HERZLIYA, Israel, Dec. 2 (UPI) -- The head of Israel's National Security Council said Monday that a "mega-terror attack" threatening Israel's existence would open options for retaliation that hitherto "were unacceptable to public opinion."
Ephraim Halevy, who recently stepped down as head of the Mossad spy service, warned that Israel has "a broad and varied range of capabilities (to cope with a threat to its existence) that better not be exposed prematurely."
In an address to the Third Herzliya Conference on the Balance of Israel's Security, Halevy said Israel must examine the new reality created by last week's attempt to shoot down an Israeli airliner taking off from Mombassa, Kenya.
Defense Minister Shaul Mofaz Sunday told the Cabinet there were increasing signs that al Qaida was behind Thursday's attacks in Mombassa. Three suicide bombers attacked a hotel frequented by Israelis killing themselves, 10 Kenyans and three Israelis. At the same time two shoulder-launched missiles were fired at an Israeli Boeing 757-300 taking off from Mombassa International Airport with 272 passengers and crew. The missiles barely missed the plane.
Military chief of General Staff, Lt. Gen. Moshe Ya'alon, said Monday the Israel Defense Forces have already foiled many al Qaida attacks in Israel. Al Qaida has Palestinian operatives in the occupied territories and "has declared war on ... infidels, making Israel one of its main targets," he said.

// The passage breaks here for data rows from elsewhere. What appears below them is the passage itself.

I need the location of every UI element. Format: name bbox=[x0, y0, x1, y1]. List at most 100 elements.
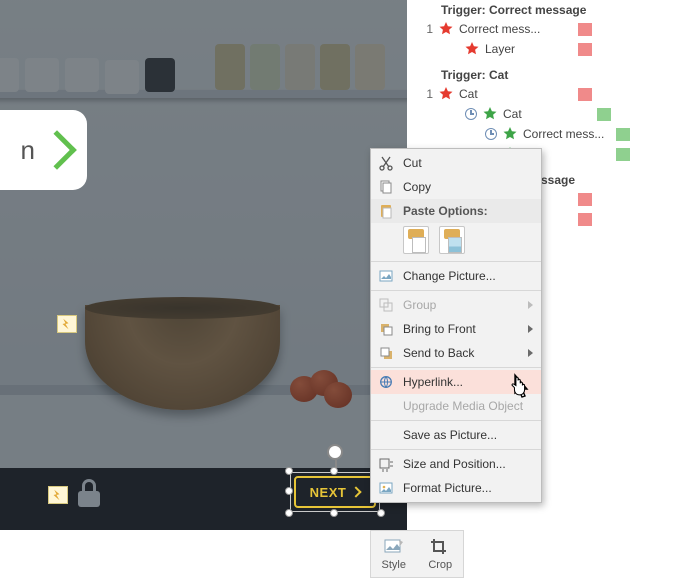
star-icon bbox=[483, 107, 497, 121]
animation-row[interactable]: Cat bbox=[411, 104, 696, 124]
menu-save-as-picture[interactable]: Save as Picture... bbox=[371, 423, 541, 447]
star-icon bbox=[439, 22, 453, 36]
menu-label: Cut bbox=[403, 156, 422, 170]
animation-label: Layer bbox=[485, 42, 515, 56]
submenu-arrow-icon bbox=[528, 325, 533, 333]
menu-copy[interactable]: Copy bbox=[371, 175, 541, 199]
animation-label: Cat bbox=[503, 107, 522, 121]
submenu-arrow-icon bbox=[528, 349, 533, 357]
duration-bar[interactable] bbox=[578, 193, 592, 206]
menu-format-picture[interactable]: Format Picture... bbox=[371, 476, 541, 500]
paste-options-row bbox=[371, 223, 541, 259]
style-icon bbox=[383, 537, 405, 557]
menu-label: Paste Options: bbox=[403, 204, 488, 218]
menu-separator bbox=[371, 420, 541, 421]
size-position-icon bbox=[377, 455, 395, 473]
menu-label: Send to Back bbox=[403, 346, 474, 360]
copy-icon bbox=[377, 178, 395, 196]
animation-row[interactable]: 1 Cat bbox=[411, 84, 696, 104]
menu-label: Save as Picture... bbox=[403, 428, 497, 442]
menu-label: Copy bbox=[403, 180, 431, 194]
lock-icon bbox=[78, 481, 102, 507]
send-back-icon bbox=[377, 344, 395, 362]
animation-label: Correct mess... bbox=[523, 127, 604, 141]
paste-as-picture-button[interactable] bbox=[439, 226, 465, 254]
star-icon bbox=[439, 87, 453, 101]
paste-icon bbox=[377, 202, 395, 220]
duration-bar[interactable] bbox=[616, 128, 630, 141]
menu-separator bbox=[371, 290, 541, 291]
picture-tools-strip: Style Crop bbox=[370, 530, 464, 578]
chevron-right-icon bbox=[37, 130, 77, 170]
paste-keep-formatting-button[interactable] bbox=[403, 226, 429, 254]
tool-label: Crop bbox=[428, 559, 452, 571]
resize-handle[interactable] bbox=[330, 467, 338, 475]
menu-label: Group bbox=[403, 298, 436, 312]
crop-button[interactable]: Crop bbox=[417, 531, 464, 577]
pointer-cursor-icon bbox=[508, 372, 534, 405]
style-button[interactable]: Style bbox=[371, 531, 417, 577]
menu-label: Upgrade Media Object bbox=[403, 399, 523, 413]
duration-bar[interactable] bbox=[578, 213, 592, 226]
hyperlink-icon bbox=[377, 373, 395, 391]
menu-paste-options-header: Paste Options: bbox=[371, 199, 541, 223]
trigger-heading[interactable]: Trigger: Cat bbox=[441, 68, 696, 82]
bowl-image[interactable] bbox=[85, 305, 280, 410]
menu-send-to-back[interactable]: Send to Back bbox=[371, 341, 541, 365]
menu-size-and-position[interactable]: Size and Position... bbox=[371, 452, 541, 476]
next-button[interactable]: NEXT bbox=[294, 476, 376, 508]
next-button-label: NEXT bbox=[310, 485, 347, 500]
duration-bar[interactable] bbox=[578, 43, 592, 56]
anim-index: 1 bbox=[411, 22, 433, 36]
duration-bar[interactable] bbox=[578, 23, 592, 36]
slide-canvas[interactable]: n NEXT bbox=[0, 0, 407, 530]
menu-separator bbox=[371, 367, 541, 368]
menu-label: Bring to Front bbox=[403, 322, 476, 336]
format-picture-icon bbox=[377, 479, 395, 497]
rotate-handle[interactable] bbox=[327, 444, 343, 460]
resize-handle[interactable] bbox=[377, 509, 385, 517]
trigger-heading[interactable]: ssage bbox=[541, 173, 696, 187]
duration-bar[interactable] bbox=[578, 88, 592, 101]
cut-icon bbox=[377, 154, 395, 172]
group-icon bbox=[377, 296, 395, 314]
animation-row[interactable]: 1Correct mess... bbox=[411, 19, 696, 39]
callout-text: n bbox=[21, 135, 35, 166]
resize-handle[interactable] bbox=[285, 467, 293, 475]
resize-handle[interactable] bbox=[285, 487, 293, 495]
menu-bring-to-front[interactable]: Bring to Front bbox=[371, 317, 541, 341]
clock-icon bbox=[485, 128, 497, 140]
animation-label: Cat bbox=[459, 87, 478, 101]
callout-shape[interactable]: n bbox=[0, 110, 87, 190]
crop-icon bbox=[429, 537, 451, 557]
animation-row[interactable]: Correct mess... bbox=[411, 124, 696, 144]
menu-separator bbox=[371, 449, 541, 450]
menu-label: Format Picture... bbox=[403, 481, 492, 495]
selection-frame[interactable]: NEXT bbox=[290, 472, 380, 512]
resize-handle[interactable] bbox=[285, 509, 293, 517]
duration-bar[interactable] bbox=[597, 108, 611, 121]
menu-label: Hyperlink... bbox=[403, 375, 463, 389]
blank-icon bbox=[377, 397, 395, 415]
menu-cut[interactable]: Cut bbox=[371, 151, 541, 175]
animation-badge-icon[interactable] bbox=[57, 315, 77, 333]
tomatoes-image bbox=[290, 370, 360, 410]
context-menu: Cut Copy Paste Options: Change Picture..… bbox=[370, 148, 542, 503]
anim-index: 1 bbox=[411, 87, 433, 101]
menu-label: Change Picture... bbox=[403, 269, 496, 283]
menu-separator bbox=[371, 261, 541, 262]
trigger-heading[interactable]: Trigger: Correct message bbox=[441, 3, 696, 17]
blank-icon bbox=[377, 426, 395, 444]
submenu-arrow-icon bbox=[528, 301, 533, 309]
bring-front-icon bbox=[377, 320, 395, 338]
animation-badge-icon[interactable] bbox=[48, 486, 68, 504]
clock-icon bbox=[465, 108, 477, 120]
animation-row[interactable]: Layer bbox=[411, 39, 696, 59]
picture-icon bbox=[377, 267, 395, 285]
duration-bar[interactable] bbox=[616, 148, 630, 161]
resize-handle[interactable] bbox=[330, 509, 338, 517]
menu-change-picture[interactable]: Change Picture... bbox=[371, 264, 541, 288]
menu-group: Group bbox=[371, 293, 541, 317]
tool-label: Style bbox=[382, 559, 406, 571]
menu-label: Size and Position... bbox=[403, 457, 506, 471]
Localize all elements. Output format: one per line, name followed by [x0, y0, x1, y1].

At the Herzliya conference Halevy said, "The emergence of a mega-terror attack by the world Jihad or by another terror organization changes rules of the game, changes the national mood and creates an international dynamic that opens options that so far have been unacceptable to public opinion."
One must assume that a successful mega-terror incident would "at once changes rules of conduct and behavior. The emerging threat (to Israel) is a threat of genocide -- destroying a state and its institutions," he added.
The new National Security Council chief said the campaign the world Jihad is waging has no boundary lines, regular forces and the attackers violate "all rules of war."
No one can remain neutral, he continued. "Whoever gives the terrorists any aide whatsoever -- identifies with terror. It is possible that due to temporary conditions ... not all those aiding terror will be taken care of simultaneously ... But it is clear that at the end of the day whoever fails to clarify his positions here and now and back them with deeds, will be marked as an accessory to terror and will pay the full price for it."
Haalevy declined comment on a report that al Qaida had claimed responsibility for Thursday's attacks in Mombassa. He told United Press International he was not aware of any such claim.
Haifa University's Professor Gabriel Ben-Dor reported on a changing public attitude towards terror attacks. Basing his findings on the results of five public opinion surveys conducted at six months intervals among 2,000 people Ben Dor said that more than 80 percent of the Israelis polled expressed fear of terror attacks.
That translated also into increased Israeli militancy with as many as 70 percent ready to back any military action.
However in the last survey, in October, he found a decline in fear, patriotism and militancy. "It seems as though the Israeli public is getting accustomed to living with the phenomena of terror," he concluded.